該三憨趙良弼答令了,他說:“落地無聲一滴醋,四足能行一只狐,癡漢等老婆。”這下壞了,令官胡大海自從和老婆散失之后,至今孤身一人,趙良弼說“癡漢等老婆”,有譏笑胡大海之嬚,藐視令官,被罰不得飲酒。
輪到憨將沐光時,他想了半天才回令說:“落地無聲一滴霜,四足能行一只獐,走路掉錯膀。”眾人嫌他末句不太規范,胡大海判他只得敬酒一杯。
最后剩令官胡大海了,他自知文才粗淺,想蒙混過關,被三個憨將強按著收令,說:“落地無聲一滴淚(“淚”方言讀“立”),四足能行一只——雞”三個憨將責問:“不對了,雞怎有四足?”胡大海吭哧半天,忽然理直氣壯地說:“怎么沒有?大雞正在孵小雞,正好有只小雞剛出殼,一雙腳露在大雞翅下,遠看止是四只腳嘛!”四憨被駁得無話可說,想起還有末句未答,胡大海脫口而出:“脫褲子放屁!”語驚四座,在轟堂大笑中得以完令。
總之,酒令發展到明清時代,無論其內容,形式,還是其廣泛性、趣味性,都是前所未及的,特別是文字令,動用了對偶、夸張、比喻、雙關、頂針、回文等幾乎所有的修辭手段,雅令在嫻熟中見經綸,俗語令在隨意中現風采。
總覽漫長的中國古代酒令發展史,我們可以看到:酒令萌生在周代,變化于秦漢.成熟于魏晉,繁榮于唐宋,至明清兩代發展到巔峰狀態,成為中國民族文化中的一枝奇葩。

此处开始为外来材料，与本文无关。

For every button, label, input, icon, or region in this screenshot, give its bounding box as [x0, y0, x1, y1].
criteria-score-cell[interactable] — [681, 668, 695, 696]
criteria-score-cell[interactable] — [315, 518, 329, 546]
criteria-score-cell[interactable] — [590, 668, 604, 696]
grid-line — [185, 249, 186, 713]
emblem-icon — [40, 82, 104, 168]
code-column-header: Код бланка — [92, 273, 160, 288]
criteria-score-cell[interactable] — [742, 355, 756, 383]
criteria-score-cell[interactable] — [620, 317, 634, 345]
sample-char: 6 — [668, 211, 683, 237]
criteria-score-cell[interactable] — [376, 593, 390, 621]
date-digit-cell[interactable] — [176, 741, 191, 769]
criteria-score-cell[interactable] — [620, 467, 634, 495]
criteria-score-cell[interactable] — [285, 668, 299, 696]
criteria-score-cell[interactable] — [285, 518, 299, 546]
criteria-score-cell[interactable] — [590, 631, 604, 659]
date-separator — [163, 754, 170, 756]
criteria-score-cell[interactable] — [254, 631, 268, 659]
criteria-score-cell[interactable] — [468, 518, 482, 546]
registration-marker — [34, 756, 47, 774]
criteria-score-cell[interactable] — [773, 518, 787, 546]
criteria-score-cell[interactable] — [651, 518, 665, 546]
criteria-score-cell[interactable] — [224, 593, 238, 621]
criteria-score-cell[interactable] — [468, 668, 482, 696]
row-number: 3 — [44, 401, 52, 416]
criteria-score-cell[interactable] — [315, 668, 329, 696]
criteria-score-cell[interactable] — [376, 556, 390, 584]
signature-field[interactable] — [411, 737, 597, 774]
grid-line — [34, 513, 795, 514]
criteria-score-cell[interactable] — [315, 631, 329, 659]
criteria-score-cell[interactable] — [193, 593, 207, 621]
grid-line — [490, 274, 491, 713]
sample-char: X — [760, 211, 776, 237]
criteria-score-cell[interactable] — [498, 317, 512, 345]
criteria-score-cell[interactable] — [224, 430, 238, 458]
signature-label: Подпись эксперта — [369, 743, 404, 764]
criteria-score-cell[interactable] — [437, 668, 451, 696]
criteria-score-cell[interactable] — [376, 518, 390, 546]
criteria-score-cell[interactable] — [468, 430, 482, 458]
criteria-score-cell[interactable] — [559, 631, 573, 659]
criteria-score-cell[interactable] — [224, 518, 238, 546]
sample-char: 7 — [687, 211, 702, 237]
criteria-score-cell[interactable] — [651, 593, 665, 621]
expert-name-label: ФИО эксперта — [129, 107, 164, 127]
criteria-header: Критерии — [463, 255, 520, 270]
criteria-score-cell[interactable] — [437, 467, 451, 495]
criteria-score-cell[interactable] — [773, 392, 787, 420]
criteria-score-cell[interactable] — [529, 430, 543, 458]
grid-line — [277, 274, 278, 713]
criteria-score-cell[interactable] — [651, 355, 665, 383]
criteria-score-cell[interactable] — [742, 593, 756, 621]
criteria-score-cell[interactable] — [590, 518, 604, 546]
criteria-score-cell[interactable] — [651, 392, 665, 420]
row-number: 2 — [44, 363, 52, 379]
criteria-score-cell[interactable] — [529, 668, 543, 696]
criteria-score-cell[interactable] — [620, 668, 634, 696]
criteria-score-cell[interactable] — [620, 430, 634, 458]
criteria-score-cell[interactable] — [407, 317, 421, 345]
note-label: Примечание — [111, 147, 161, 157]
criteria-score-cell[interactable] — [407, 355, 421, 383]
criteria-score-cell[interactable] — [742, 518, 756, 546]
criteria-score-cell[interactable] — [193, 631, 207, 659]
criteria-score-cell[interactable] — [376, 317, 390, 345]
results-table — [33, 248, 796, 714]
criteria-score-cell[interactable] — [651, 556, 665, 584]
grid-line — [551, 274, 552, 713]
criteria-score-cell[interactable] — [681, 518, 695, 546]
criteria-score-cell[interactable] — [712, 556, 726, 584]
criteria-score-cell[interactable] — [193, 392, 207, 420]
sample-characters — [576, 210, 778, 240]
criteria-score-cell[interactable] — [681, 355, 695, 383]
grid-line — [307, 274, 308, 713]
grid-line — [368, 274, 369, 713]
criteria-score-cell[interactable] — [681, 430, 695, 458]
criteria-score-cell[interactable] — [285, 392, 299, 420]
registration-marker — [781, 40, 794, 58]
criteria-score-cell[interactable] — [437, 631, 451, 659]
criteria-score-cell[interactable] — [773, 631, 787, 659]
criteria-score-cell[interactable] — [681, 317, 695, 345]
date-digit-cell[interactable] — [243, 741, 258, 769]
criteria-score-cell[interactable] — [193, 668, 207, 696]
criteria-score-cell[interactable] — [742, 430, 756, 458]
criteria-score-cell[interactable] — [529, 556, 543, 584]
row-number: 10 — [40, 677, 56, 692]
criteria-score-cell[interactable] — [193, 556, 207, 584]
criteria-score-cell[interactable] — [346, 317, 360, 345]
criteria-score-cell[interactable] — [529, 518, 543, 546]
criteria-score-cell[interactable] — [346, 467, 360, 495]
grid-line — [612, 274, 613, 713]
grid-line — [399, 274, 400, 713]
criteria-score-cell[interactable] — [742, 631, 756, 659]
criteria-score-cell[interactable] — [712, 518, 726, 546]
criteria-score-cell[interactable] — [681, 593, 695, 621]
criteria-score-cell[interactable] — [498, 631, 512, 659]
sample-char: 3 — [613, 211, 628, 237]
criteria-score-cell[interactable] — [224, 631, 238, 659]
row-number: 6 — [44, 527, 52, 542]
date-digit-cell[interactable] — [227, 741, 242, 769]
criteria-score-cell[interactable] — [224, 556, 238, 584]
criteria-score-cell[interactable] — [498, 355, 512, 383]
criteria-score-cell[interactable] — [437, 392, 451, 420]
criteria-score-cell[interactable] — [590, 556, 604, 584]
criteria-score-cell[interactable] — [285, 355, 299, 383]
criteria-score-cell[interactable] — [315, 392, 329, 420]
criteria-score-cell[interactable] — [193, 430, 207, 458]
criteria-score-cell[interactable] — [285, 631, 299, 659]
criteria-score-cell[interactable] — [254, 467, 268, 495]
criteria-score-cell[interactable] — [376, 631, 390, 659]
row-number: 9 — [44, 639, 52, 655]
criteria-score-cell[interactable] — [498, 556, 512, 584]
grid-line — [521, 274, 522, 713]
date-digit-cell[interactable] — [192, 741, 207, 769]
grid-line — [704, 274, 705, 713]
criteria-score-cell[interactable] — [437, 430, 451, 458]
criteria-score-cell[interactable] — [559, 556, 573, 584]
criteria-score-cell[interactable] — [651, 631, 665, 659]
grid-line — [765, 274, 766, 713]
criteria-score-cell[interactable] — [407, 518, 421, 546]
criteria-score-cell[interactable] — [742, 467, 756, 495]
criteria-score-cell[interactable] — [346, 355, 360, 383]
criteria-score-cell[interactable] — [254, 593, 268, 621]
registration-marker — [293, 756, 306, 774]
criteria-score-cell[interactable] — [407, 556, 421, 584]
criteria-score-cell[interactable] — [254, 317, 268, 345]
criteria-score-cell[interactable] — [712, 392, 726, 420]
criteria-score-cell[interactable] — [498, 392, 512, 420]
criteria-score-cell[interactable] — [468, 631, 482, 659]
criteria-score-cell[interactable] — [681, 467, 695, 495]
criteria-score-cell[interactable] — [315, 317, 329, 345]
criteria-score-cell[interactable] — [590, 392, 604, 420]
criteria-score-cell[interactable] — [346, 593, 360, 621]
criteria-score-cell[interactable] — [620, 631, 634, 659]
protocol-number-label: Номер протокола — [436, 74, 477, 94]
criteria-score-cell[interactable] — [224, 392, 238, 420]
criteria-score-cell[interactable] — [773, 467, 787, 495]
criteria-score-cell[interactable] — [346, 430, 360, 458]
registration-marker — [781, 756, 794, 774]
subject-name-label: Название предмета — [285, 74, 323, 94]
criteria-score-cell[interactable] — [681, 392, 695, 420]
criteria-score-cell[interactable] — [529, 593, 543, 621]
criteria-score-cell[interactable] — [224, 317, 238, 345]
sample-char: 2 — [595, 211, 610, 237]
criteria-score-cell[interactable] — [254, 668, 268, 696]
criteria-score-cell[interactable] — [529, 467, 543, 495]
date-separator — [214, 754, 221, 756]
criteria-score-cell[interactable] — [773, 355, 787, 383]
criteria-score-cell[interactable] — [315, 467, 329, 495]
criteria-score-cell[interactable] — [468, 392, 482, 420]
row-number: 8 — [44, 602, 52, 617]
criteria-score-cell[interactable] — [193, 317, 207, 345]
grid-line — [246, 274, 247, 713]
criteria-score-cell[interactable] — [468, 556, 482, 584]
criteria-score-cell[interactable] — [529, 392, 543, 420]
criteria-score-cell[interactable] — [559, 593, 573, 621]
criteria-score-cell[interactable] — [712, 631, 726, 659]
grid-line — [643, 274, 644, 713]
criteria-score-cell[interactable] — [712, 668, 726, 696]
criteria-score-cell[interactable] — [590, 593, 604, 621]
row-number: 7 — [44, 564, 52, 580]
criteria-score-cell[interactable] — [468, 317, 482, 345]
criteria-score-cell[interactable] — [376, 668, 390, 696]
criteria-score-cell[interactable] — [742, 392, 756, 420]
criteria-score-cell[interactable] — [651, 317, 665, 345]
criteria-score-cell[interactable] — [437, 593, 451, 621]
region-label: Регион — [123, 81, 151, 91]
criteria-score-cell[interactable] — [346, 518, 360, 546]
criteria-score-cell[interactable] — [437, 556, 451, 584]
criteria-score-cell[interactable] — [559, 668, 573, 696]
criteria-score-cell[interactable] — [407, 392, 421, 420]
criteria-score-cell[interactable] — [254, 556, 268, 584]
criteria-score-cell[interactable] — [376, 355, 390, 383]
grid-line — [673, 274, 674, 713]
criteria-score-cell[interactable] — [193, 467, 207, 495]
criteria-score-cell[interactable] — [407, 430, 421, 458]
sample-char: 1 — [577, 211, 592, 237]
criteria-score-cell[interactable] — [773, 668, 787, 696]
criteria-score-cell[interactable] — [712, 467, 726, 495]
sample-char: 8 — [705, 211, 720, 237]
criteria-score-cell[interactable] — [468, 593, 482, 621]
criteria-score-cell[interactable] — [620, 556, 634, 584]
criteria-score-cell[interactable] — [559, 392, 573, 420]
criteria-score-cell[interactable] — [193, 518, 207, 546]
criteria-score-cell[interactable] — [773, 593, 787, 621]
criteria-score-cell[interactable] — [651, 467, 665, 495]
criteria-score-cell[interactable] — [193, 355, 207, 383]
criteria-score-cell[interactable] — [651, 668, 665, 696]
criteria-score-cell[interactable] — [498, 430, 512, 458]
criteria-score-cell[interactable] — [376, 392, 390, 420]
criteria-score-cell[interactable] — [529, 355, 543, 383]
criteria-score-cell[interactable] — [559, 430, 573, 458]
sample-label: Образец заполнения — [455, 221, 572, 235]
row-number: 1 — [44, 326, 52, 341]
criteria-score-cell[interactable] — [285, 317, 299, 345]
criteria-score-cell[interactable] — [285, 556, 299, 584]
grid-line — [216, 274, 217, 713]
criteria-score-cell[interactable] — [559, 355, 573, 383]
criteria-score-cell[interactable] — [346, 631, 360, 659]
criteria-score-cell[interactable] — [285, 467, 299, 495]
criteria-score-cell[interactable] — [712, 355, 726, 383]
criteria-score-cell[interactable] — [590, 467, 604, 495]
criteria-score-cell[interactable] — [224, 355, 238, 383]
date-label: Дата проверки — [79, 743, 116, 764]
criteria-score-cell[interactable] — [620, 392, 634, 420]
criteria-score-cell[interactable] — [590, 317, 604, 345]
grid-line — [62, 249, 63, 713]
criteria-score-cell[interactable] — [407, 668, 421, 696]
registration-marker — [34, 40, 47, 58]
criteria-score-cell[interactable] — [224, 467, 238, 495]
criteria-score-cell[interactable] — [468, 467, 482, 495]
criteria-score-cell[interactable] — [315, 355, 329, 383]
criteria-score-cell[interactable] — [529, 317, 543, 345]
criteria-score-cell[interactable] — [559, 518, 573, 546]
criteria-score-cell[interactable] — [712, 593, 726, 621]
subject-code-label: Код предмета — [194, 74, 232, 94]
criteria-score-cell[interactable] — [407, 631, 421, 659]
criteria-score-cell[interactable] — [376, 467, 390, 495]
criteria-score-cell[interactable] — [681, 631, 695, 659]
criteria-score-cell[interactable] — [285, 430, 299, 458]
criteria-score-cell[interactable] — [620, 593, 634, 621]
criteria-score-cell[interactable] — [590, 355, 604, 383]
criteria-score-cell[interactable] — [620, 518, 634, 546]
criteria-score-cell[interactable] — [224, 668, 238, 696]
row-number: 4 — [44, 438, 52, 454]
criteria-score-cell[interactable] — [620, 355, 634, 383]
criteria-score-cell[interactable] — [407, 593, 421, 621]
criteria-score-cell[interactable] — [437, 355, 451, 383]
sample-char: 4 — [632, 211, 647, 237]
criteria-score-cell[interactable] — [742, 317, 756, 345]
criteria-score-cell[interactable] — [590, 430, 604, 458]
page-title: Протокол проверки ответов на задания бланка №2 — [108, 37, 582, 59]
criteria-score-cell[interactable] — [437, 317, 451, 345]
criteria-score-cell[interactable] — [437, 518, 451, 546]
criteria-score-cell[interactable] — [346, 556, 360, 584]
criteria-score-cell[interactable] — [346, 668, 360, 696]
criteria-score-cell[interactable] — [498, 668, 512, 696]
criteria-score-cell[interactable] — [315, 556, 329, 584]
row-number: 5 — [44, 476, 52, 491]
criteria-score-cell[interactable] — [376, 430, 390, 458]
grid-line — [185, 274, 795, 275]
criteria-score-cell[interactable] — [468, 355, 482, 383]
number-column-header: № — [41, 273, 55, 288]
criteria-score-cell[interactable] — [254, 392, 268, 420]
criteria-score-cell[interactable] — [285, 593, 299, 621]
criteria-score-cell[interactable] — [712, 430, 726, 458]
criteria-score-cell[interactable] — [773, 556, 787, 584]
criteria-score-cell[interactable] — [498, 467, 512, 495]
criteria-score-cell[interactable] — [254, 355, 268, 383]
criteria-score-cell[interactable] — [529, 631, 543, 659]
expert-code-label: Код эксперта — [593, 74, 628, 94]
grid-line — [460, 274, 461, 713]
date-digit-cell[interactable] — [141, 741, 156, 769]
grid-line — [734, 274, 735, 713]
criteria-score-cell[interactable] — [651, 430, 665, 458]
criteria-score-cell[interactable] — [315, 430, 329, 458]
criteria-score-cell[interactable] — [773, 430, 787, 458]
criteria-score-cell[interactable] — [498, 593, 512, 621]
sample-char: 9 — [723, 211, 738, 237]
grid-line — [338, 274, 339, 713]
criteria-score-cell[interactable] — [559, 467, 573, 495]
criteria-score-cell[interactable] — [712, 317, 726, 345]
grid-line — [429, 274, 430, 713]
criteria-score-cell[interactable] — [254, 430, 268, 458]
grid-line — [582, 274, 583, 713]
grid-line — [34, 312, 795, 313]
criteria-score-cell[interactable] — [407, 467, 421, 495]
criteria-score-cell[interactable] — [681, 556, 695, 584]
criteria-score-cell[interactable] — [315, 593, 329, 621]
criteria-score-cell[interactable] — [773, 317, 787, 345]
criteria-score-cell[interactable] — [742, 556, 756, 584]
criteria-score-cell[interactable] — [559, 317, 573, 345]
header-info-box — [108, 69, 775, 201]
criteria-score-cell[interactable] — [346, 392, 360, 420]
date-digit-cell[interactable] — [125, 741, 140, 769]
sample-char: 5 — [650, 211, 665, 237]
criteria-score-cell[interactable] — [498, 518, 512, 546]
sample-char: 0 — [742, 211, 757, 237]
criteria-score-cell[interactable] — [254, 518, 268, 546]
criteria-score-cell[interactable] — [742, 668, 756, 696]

以后,隨著現代化,工業化進程加快,人們的生活節奏加快,酒席宴會只是一種應酬的手段,無暇宴會作濤拼文,附庸風雅,酒令在快節奏中慢慢消亡。偶有好酒者劃拳行令,佐以罰酒,也是比較地方性的、粗俗的展示。
山東青島的耿議忠先生,在青島啤酒廠生活工作多年,工作之余,對于素有中華文化奇葩之稱的酒令,頗有研究。為使在酒席文化娛樂游戲逐漸消亡的這一文化奇葩重放異彩,在總結我國歷代酒令的基礎上,推陳出新,創造出新時代的酒令籌,令籌分三組,每組30支,每支l至3個問題,分別為“百科知識令”、“地理知識令”和“文史知識令”。令籌是用ABS壓制印刷,令筒與筒座則是由景德鎮雕塑瓷廠用白瓷燒制而成,有描紅、描黃、捕綠、描金多種顏色,由象征巾畢民族的黿龍作為令座馱著令筒。
耿先生這一創意設計,獲得國家專利局頒發的外觀設計專利證書。
為了說明行酒令的方法.解釋令籌中提出的問題及提供一些酒令的相關資料,耿議忠先生還編輯出版了《耿氏酒令籌注釋》。
又東北吉林程奎先生,飽讀詩書,經史馬列融匯貫通,夜讀劉伯溫,友人家行酒令,頓被提示:何不將老少咸宜之撲克,印上通俗易懂簡捷的酒令,便于大家酣飲暢飲之時行令游戲。逐改寫唐詩宋詞若干條,設計出根據各大酒廠需要的撲克數十種,供廠家銷售中宣傳產品,更好地促銷。深受廠家的歡迎與酒民們的喜愛,并于1998年申報了國家專利。較之山東耿議忠先生雖晚了兩年,因形式各異新穎,市場前景分外廣闊,程先生被人譽為“中國酒令撲克之父”。